The minute I arrived I knew I had done the right thing. Projects Abroad were there to greet me, and had thought of every detail. After an orientation day I was assigned to work in The Mongolian State Hospital. This is a large 80 year old hospital in the centre of Ulaanbaatar. It covers all the tertiary care apart from Paediatrics and Emergency care.
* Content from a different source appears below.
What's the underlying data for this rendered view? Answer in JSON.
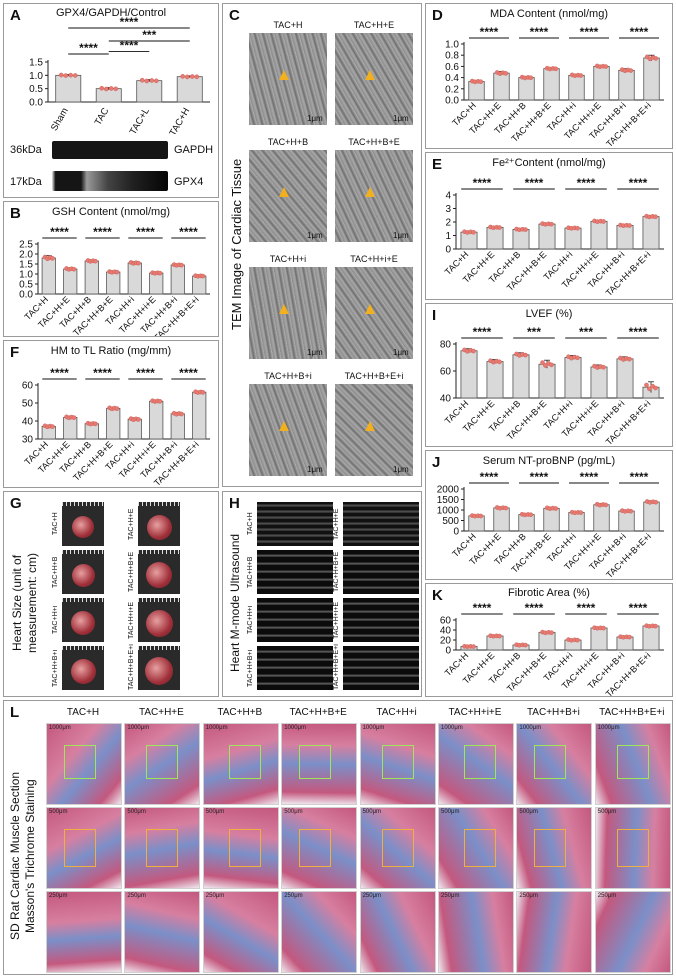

Debbie Lee - Quality & Research Director

I was assigned an English speaking supervisor named Amarjargol Tsedensambaand, who was the assistant head nurse. We had great fun sharing ideas and experiences before we agreed a useful project. Because of my experience as a nurse Director, my task was to assess nursing within the hospital and write a report for the Board to assist with their future planning. During my two weeks I spent extensive time in the following areas:

  • Tour of the full hospitals
  • Gastro and Endocrinology ward
  • Cardiology and CCU
  • Pharmacy
  • ICU
  • Outpatients including
    • Ultra sound
    • Nuclear medicine
    • Endoscopy
    • X-ray
    • MRI
  • Tour of surgery
  • Urology
  • Haematology
Debbie Lee - Quality & Research Director

The staff were very welcoming and were happy to share and let me observe their activities. The amount of English spoken was very limited, but, every day I would find either a Doctor or visitor who could help.
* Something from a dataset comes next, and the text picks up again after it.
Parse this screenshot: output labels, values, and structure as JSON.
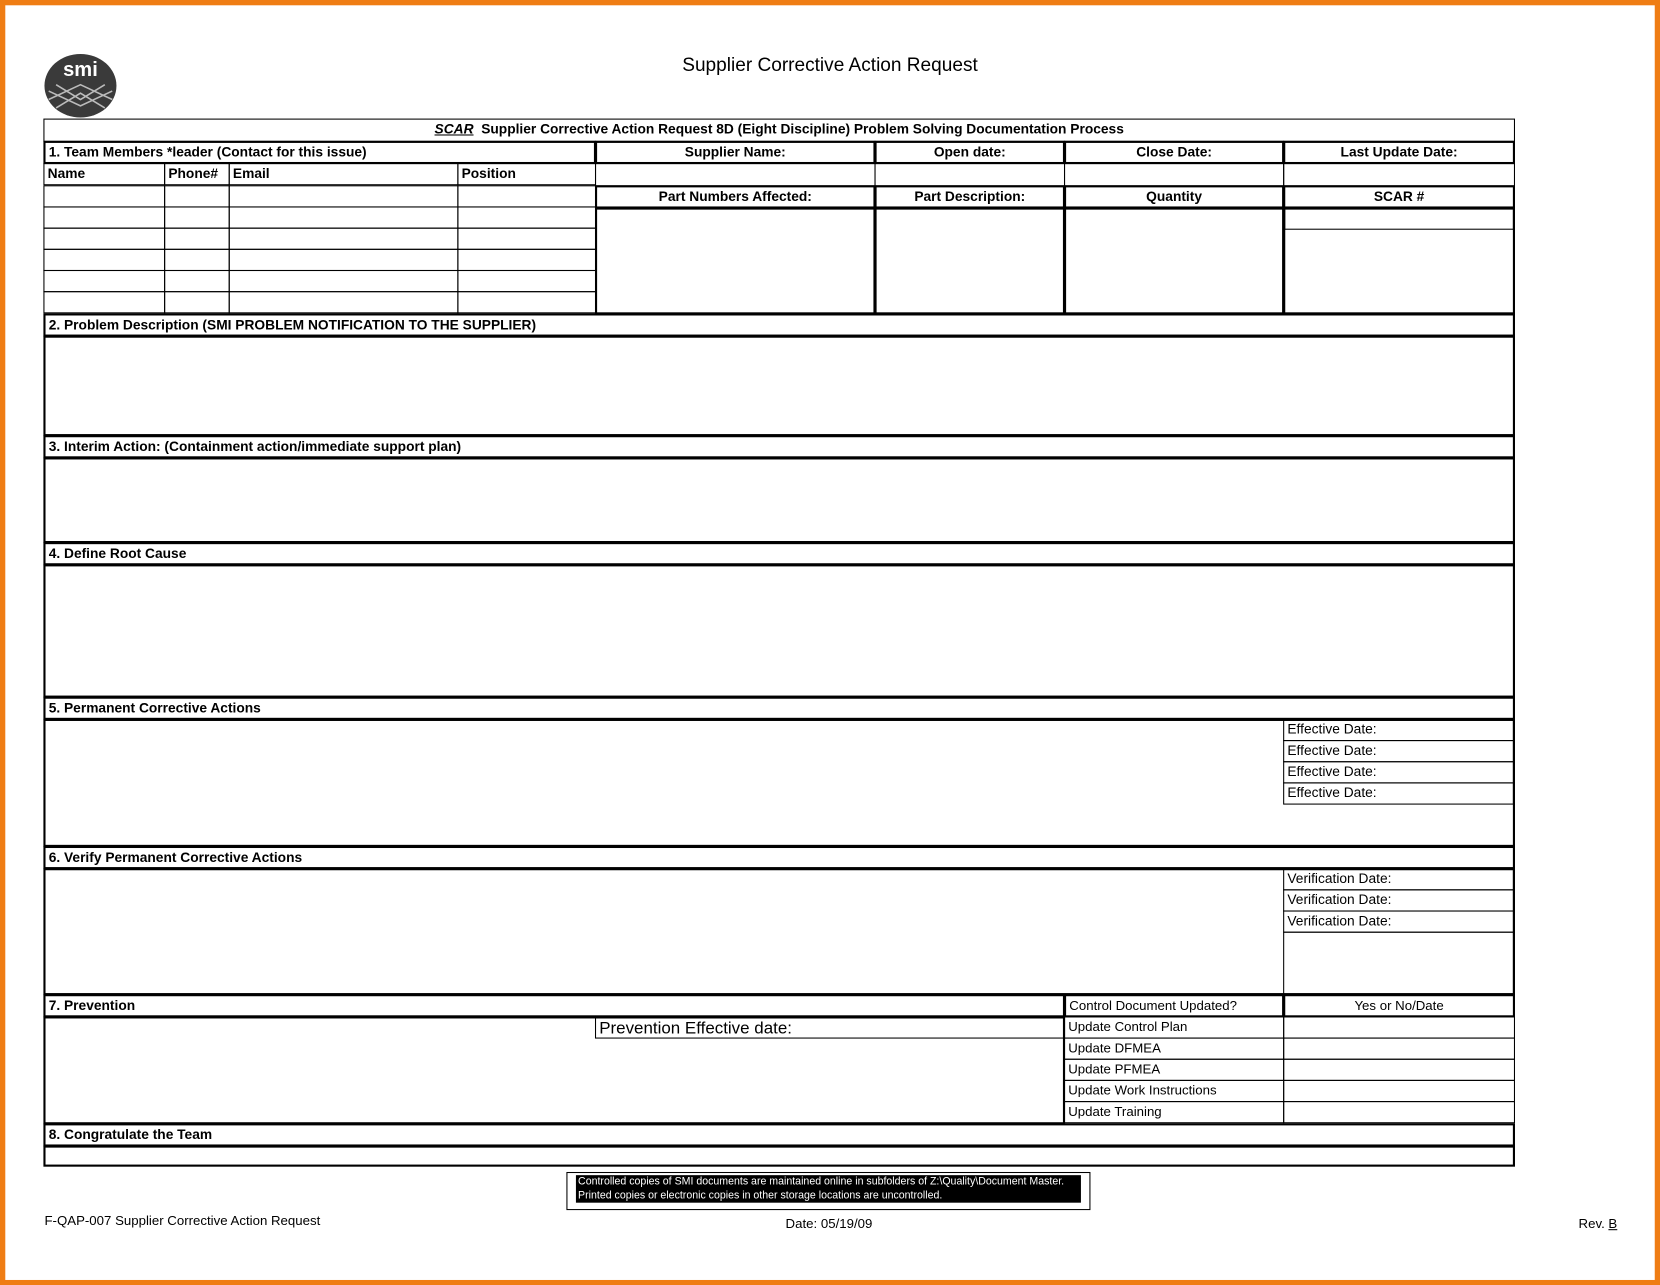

I completed my review and was so overwhelmed with the lack of resources, particularly staffing levels, that I have agreed to come back next February 2013, something I’m very much looking forward to. If anyone is considering visiting Mongolia via Projects Abroad I would be happy to make contact with you either via email or Skype.
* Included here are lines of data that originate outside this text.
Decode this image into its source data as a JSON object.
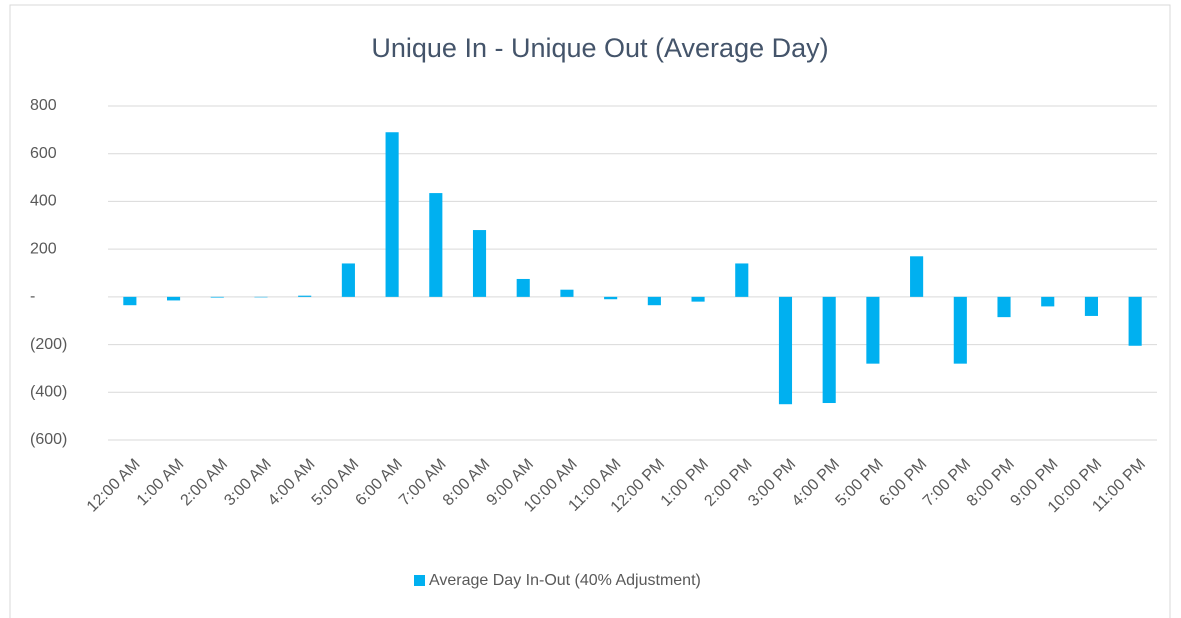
{
  "chart_data": {
    "type": "bar",
    "title": "Unique In - Unique Out (Average Day)",
    "categories": [
      "12:00 AM",
      "1:00 AM",
      "2:00 AM",
      "3:00 AM",
      "4:00 AM",
      "5:00 AM",
      "6:00 AM",
      "7:00 AM",
      "8:00 AM",
      "9:00 AM",
      "10:00 AM",
      "11:00 AM",
      "12:00 PM",
      "1:00 PM",
      "2:00 PM",
      "3:00 PM",
      "4:00 PM",
      "5:00 PM",
      "6:00 PM",
      "7:00 PM",
      "8:00 PM",
      "9:00 PM",
      "10:00 PM",
      "11:00 PM"
    ],
    "series": [
      {
        "name": "Average Day In-Out (40% Adjustment)",
        "color": "#00b0f0",
        "values": [
          -35,
          -15,
          -3,
          -2,
          5,
          140,
          690,
          435,
          280,
          75,
          30,
          -10,
          -35,
          -20,
          140,
          -450,
          -445,
          -280,
          170,
          -280,
          -85,
          -40,
          -80,
          -205
        ]
      }
    ],
    "ylim": [
      -600,
      800
    ],
    "yticks": [
      {
        "value": -600,
        "label": "(600)"
      },
      {
        "value": -400,
        "label": "(400)"
      },
      {
        "value": -200,
        "label": "(200)"
      },
      {
        "value": 0,
        "label": "-"
      },
      200,
      400,
      600,
      800
    ],
    "grid": true,
    "legend": "bottom"
  }
}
Things to bring if you’re undertaking the Medical project

If you visit Mongolia and are undertaking the Medical project, the following list of gifts would be very much welcomed:

  • Gloves
  • Dressing materials
  • Eye protection
  • Any single use instruments
  • Tape
  • Masks
  • Stethoscope’s
  • Training information
  • Professional magazine’s and clinical books

Visit to Gerel orpahange

Debbie Lee - Quality & Research Director

I was very lucky to be able to link with the Gerel Ophanage during my visit as a friend who was fellow Projects Abroad delegate was assigned to work there. This was an amazing place consisting of a home for 22 children plus that also managed an out reach service offering a range of clinical services. The place was immaculate; the children were all very happy and stable. It was simply a beautiful place. No Orphanage can replace a loving home, but this came very close. I spent just two days there and got involved with caring for the babies. It doesn’t take long to get attached and it was a very special opportunity. Grabbing every experience you can while in Mongolia is highly reccommended. The place is so unique, and you leave with far more than you have given.

Customs and Culture

Debbie Lee - Quality & Research Director

With the support of Projects Abroad I was able to really get an insight to the Mongolian culture. Living with a Mongolian family really gave me a true feel to everyday life. The people are so friendly and curious to learn about the countries we have come from, and sharing food and lifestyle was so much fun. My ability to communicate soon picked up after a few days: just learning a few Mongolian words goes a long way. Although I was only there for two weeks, during my vacation I was able to attend evening cultural events and go into the country and visit a nomadic family and have the pleasure of eating with them in their Ger. During my visit I experienced International Children’s Day. The day is devoted to mothers and children. The streets are awash of colour as people dress up in traditional costume. From museums and art galleries to Buddhist temples and traditional building, the city has so much to go and see and you won’t get bored. . Mongolia has been an adventure of a lifetime The memories will stay with me for the rest of my life. Thank You Projects Abroad!